|
The XML parsing/validation bugs are, I suppose, not shocking, but deeply disappointing. The one thing XML & its tooling were supposed to get right was document well-formed-ness. Sure, it might be a mess of a standard in other ways, but at least we could agree what a parser should and shouldn’t accept! (Not the case for the HTML tag soup of then or now.) That, 25 years on, a popular XML processor can’t even meet that low bar for tag names is maddening. |
1) Don't rely on two parsers having identical behaviour for security. Yes parsers for the same format should behave the same, but bugs happen, so don't design a system where small differences result in such a catastrophic bug. If you absolutely have to do this, at least use the same parser on both ends.
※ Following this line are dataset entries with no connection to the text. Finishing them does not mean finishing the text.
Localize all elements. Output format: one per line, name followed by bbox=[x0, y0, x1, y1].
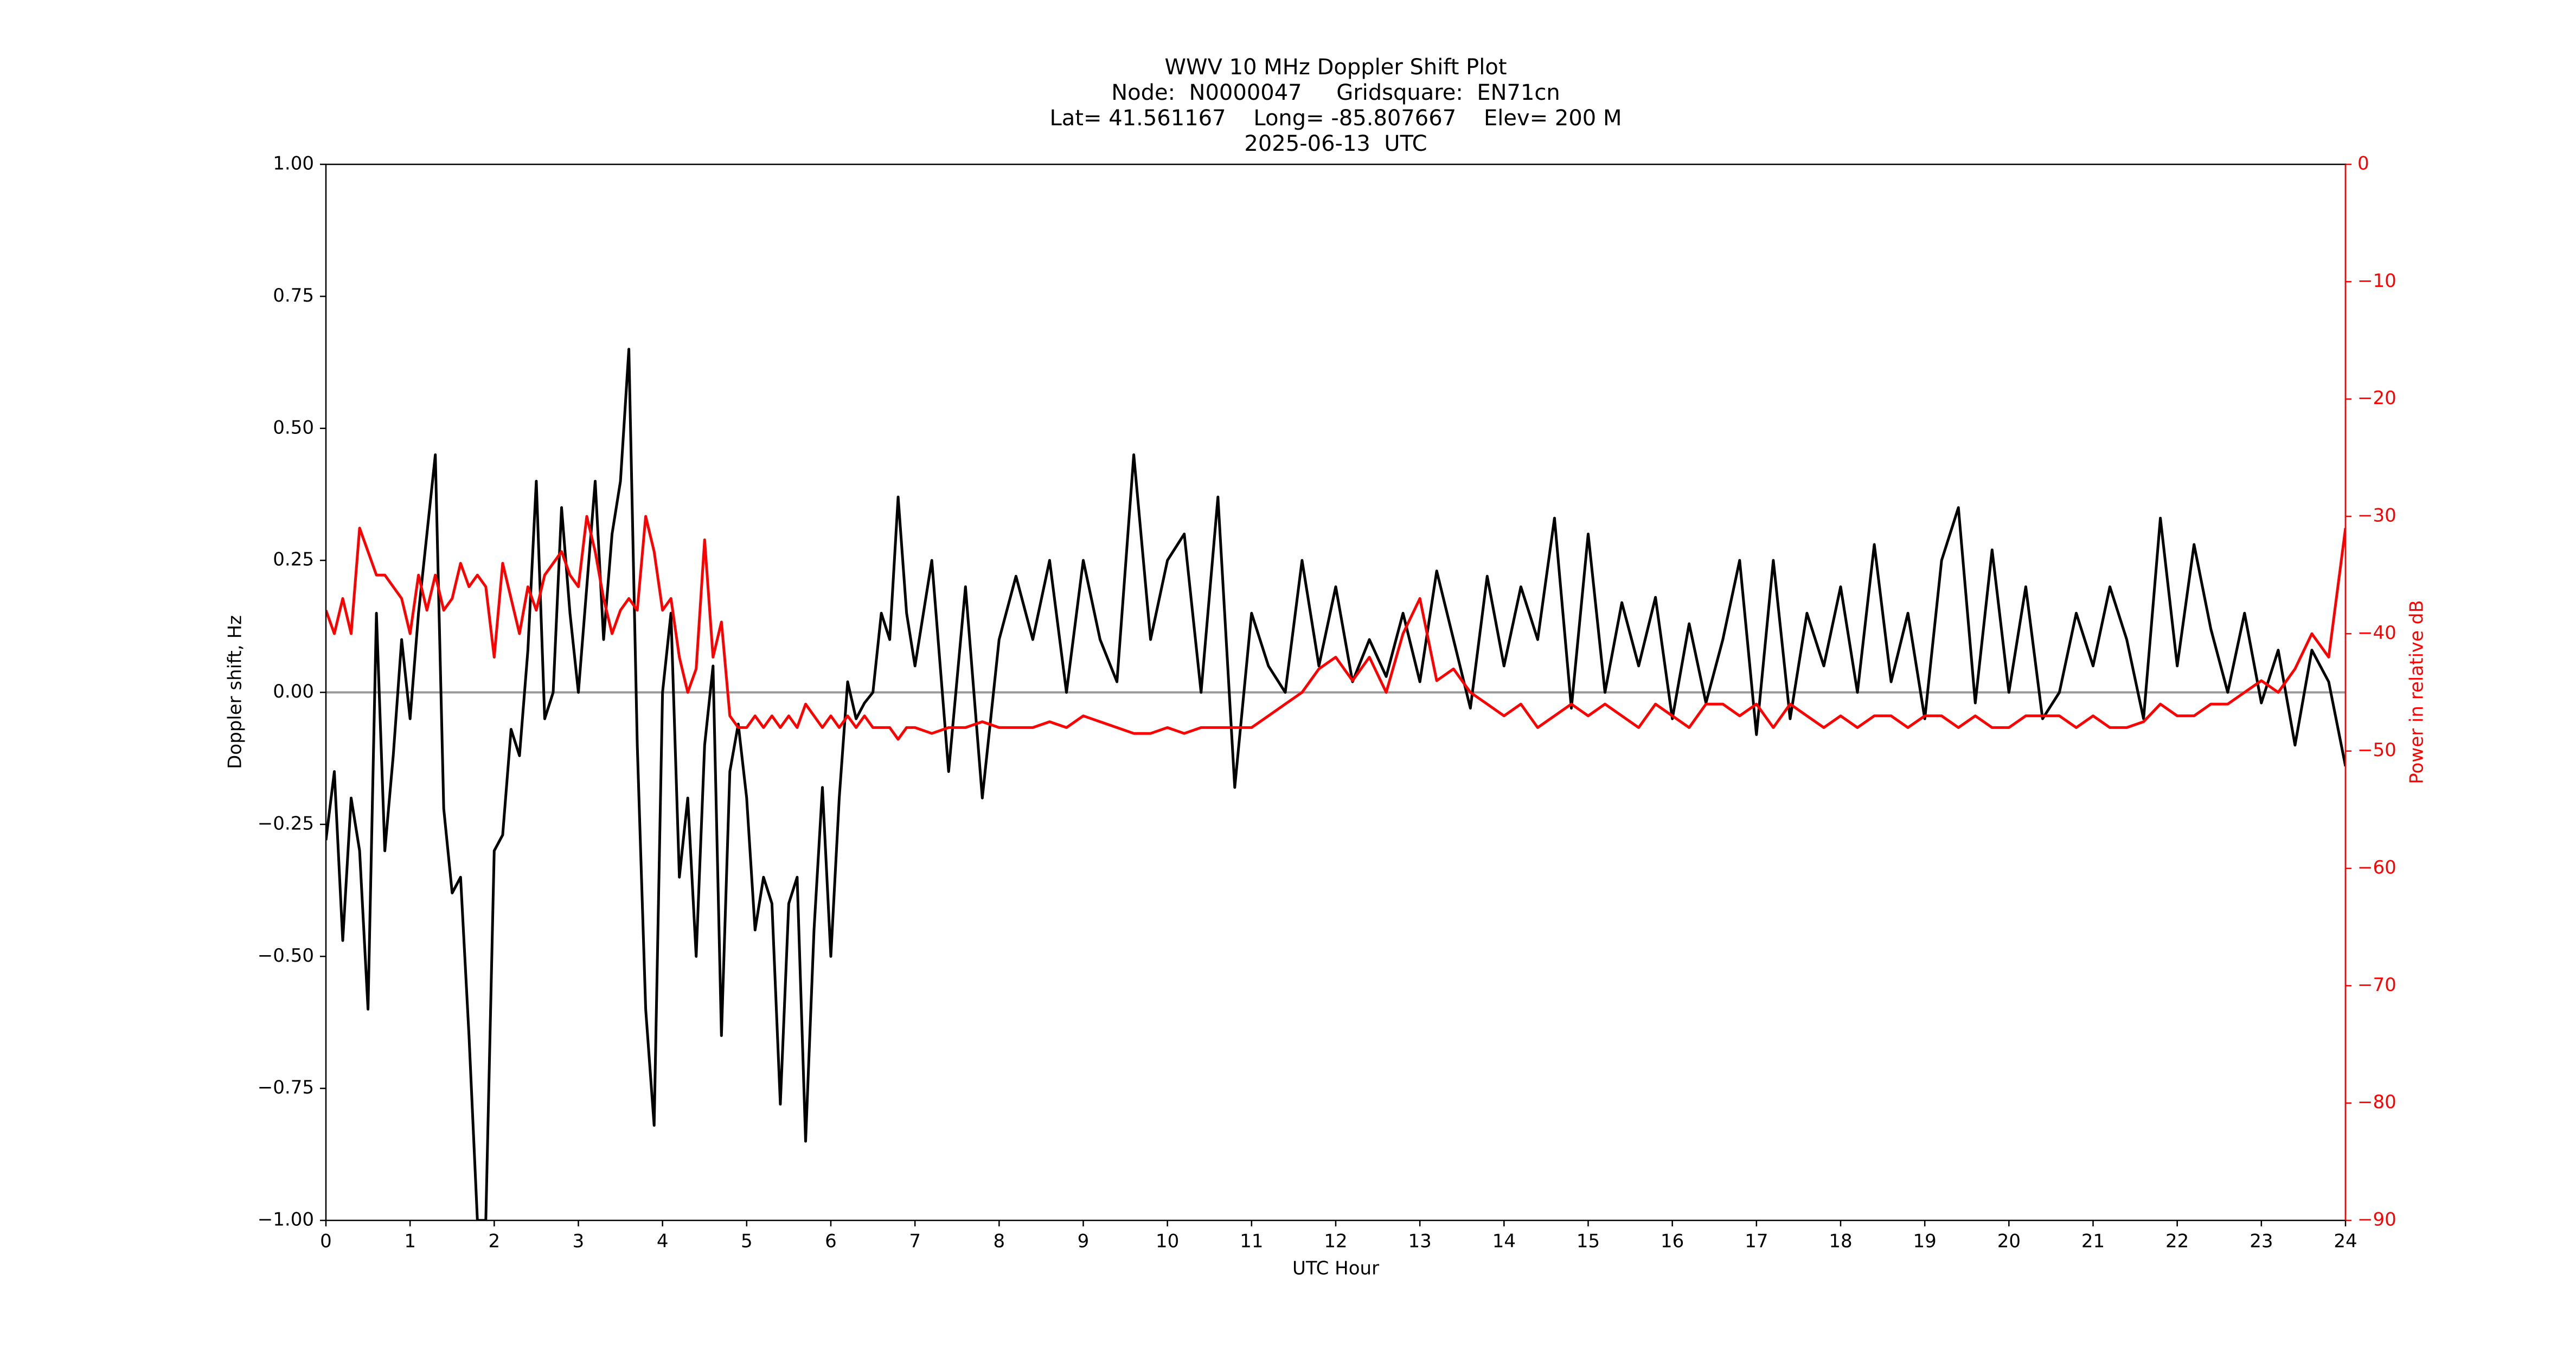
y2-tick-label: −80 bbox=[2357, 1091, 2396, 1113]
x-tick-label: 23 bbox=[2250, 1231, 2273, 1252]
y-tick-label: −1.00 bbox=[258, 1209, 314, 1231]
y2-tick-label: −70 bbox=[2357, 974, 2396, 996]
y2-tick-label: −20 bbox=[2357, 387, 2396, 409]
x-tick-label: 14 bbox=[1492, 1231, 1516, 1252]
chart-subtitle: Lat= 41.561167 Long= -85.807667 Elev= 20… bbox=[1050, 106, 1622, 131]
y-tick-label: 0.50 bbox=[273, 417, 314, 438]
x-tick-label: 12 bbox=[1324, 1231, 1347, 1252]
y-tick-label: 0.00 bbox=[273, 681, 314, 702]
x-tick-label: 2 bbox=[489, 1231, 501, 1252]
x-tick-label: 0 bbox=[320, 1231, 332, 1252]
x-tick-label: 20 bbox=[1997, 1231, 2021, 1252]
x-tick-label: 24 bbox=[2334, 1231, 2357, 1252]
x-tick-label: 9 bbox=[1078, 1231, 1090, 1252]
x-tick-label: 21 bbox=[2081, 1231, 2105, 1252]
data-line bbox=[326, 515, 2346, 741]
data-line bbox=[326, 348, 2346, 1220]
y-tick-label: −0.50 bbox=[258, 945, 314, 967]
x-tick-label: 7 bbox=[909, 1231, 921, 1252]
x-tick-label: 22 bbox=[2165, 1231, 2189, 1252]
x-tick-label: 10 bbox=[1156, 1231, 1179, 1252]
x-tick-label: 5 bbox=[741, 1231, 753, 1252]
x-tick-label: 4 bbox=[657, 1231, 669, 1252]
y-tick-label: 0.25 bbox=[273, 549, 314, 571]
y2-tick-label: −90 bbox=[2357, 1209, 2396, 1231]
x-tick-label: 13 bbox=[1408, 1231, 1432, 1252]
y2-tick-label: −30 bbox=[2357, 505, 2396, 527]
y2-tick-label: −10 bbox=[2357, 270, 2396, 292]
y2-axis-label: Power in relative dB bbox=[2406, 600, 2428, 784]
x-tick-label: 19 bbox=[1913, 1231, 1937, 1252]
y2-tick-label: −60 bbox=[2357, 857, 2396, 879]
x-tick-label: 1 bbox=[404, 1231, 416, 1252]
x-tick-label: 15 bbox=[1577, 1231, 1600, 1252]
chart-title: WWV 10 MHz Doppler Shift Plot bbox=[1164, 55, 1507, 80]
y-axis-label: Doppler shift, Hz bbox=[225, 615, 246, 769]
x-tick-label: 17 bbox=[1745, 1231, 1768, 1252]
x-tick-label: 18 bbox=[1829, 1231, 1852, 1252]
y2-tick-label: −50 bbox=[2357, 739, 2396, 761]
y-tick-label: −0.25 bbox=[258, 813, 314, 834]
chart-subtitle: Node: N0000047 Gridsquare: EN71cn bbox=[1111, 80, 1560, 105]
y-tick-label: −0.75 bbox=[258, 1077, 314, 1098]
y2-tick-label: −40 bbox=[2357, 622, 2396, 644]
chart-subtitle: 2025-06-13 UTC bbox=[1244, 131, 1427, 156]
x-tick-label: 16 bbox=[1661, 1231, 1684, 1252]
x-tick-label: 11 bbox=[1240, 1231, 1263, 1252]
x-tick-label: 8 bbox=[994, 1231, 1005, 1252]
y2-tick-label: 0 bbox=[2357, 153, 2369, 175]
x-axis-label: UTC Hour bbox=[1292, 1258, 1379, 1280]
y-tick-label: 1.00 bbox=[273, 153, 314, 175]
y-tick-label: 0.75 bbox=[273, 285, 314, 306]
x-tick-label: 3 bbox=[573, 1231, 585, 1252]
x-tick-label: 6 bbox=[825, 1231, 837, 1252]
2) Don't allow layering violations. All content of XML documents is required to be valid in the configured character encoding. That means layer 1 of your decoder should be converting a byte stream into a character stream, and layers 2+ should not even have the opportunity to mess up decoding a character. Efficiency is not a justification, because you can use compile-time techniques to generate the exact same code as if you combined all layers into one. This has the added benefit that it removes edge-cases (if there is one place where bytes are decoded into characters, then you can't get a bug where that decoding is only broken in tag names, and so your test coverage is automatically better).
3) Don't transparently download and install stuff without user interaction, regardless of where it comes from!
4) Revoke certificates for old compromised versions of an installer so that downgrade attacks are not possible.